MOTS-C has a clearer human evidence signal and a defined endogenous biology. SLU-PP-332 is earlier-stage and lacks human data entirely. For research purposes where human translatability matters, MOTS-C currently has a stronger foundation, though neither is approved for human therapeutic use.
Sources
- Lee C, Kim KH, Cohen P. MOTS-c: A novel mitochondrial-derived peptide regulating muscle and fat metabolism. Free Radic Biol Med. 2016;100:182-187.
- Lee C, et al. The mitochondrial-derived peptide MOTS-c promotes metabolic homeostasis and reduces obesity and insulin resistance. Cell Metab. 2015;21(3):443-454.
- Kim SJ, et al. Mitochondrially derived peptides as novel regulators of metabolism. J Physiol. 2017;595(21):6613-6621.
- Kim KH, et al. Mitochondrial peptide MOTS-c is a regulator of the nuclear genome. Nat Commun. 2018 (Cell Metabolism 2018 nuclear translocation work). See also Kim SJ et al Nat Commun 2021.

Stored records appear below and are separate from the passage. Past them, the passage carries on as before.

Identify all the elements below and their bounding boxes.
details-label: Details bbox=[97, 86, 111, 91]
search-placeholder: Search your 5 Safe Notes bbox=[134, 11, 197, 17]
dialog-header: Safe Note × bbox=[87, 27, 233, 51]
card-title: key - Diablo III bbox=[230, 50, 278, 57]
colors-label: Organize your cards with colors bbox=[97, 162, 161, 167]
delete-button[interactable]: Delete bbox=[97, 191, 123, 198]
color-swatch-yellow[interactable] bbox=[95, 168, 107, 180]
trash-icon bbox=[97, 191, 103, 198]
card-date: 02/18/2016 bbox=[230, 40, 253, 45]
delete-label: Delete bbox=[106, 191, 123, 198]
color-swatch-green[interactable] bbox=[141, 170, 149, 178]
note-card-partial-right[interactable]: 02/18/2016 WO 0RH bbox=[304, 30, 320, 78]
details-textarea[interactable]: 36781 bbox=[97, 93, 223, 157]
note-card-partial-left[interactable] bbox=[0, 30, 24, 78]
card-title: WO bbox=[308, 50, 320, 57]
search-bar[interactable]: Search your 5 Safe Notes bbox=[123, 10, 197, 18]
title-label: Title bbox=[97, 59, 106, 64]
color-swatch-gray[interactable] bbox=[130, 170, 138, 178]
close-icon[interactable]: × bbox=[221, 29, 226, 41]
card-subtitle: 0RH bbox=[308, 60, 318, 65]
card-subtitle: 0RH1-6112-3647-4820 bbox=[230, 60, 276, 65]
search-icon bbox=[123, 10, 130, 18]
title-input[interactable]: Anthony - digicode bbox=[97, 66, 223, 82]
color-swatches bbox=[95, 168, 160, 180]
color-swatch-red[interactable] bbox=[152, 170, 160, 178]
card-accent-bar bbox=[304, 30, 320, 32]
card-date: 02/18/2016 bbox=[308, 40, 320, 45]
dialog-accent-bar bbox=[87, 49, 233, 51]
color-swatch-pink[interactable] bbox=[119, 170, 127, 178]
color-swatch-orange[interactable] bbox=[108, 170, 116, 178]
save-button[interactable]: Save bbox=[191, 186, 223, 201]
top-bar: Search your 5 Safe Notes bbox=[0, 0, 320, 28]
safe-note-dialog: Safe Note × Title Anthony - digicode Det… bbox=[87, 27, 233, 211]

- Lee C, et al. Pharmacological effects of MOTS-c in older adults with insulin resistance: a randomized controlled trial. Nature Aging. 2022.
- Bhatt DL, et al. SLU-PP-332, a potent and selective ERR agonist with exercise-mimetic effects in vivo. J Med Chem. 2023.
- WADA Prohibited List 2024. Section S4 Hormone and Metabolic Modulators. World Anti-Doping Agency. wada-ama.org.
- Giguere V. Transcriptional control of energy homeostasis by the estrogen-related receptors. Endocr Rev. 2008;29(6):677-696. (ERR biology background)
- Hardie DG, Ross FA, Hawley SA. AMPK: a nutrient and energy sensor that maintains energy homeostasis. Nat Rev Mol Cell Biol. 2012;13(4):251-262.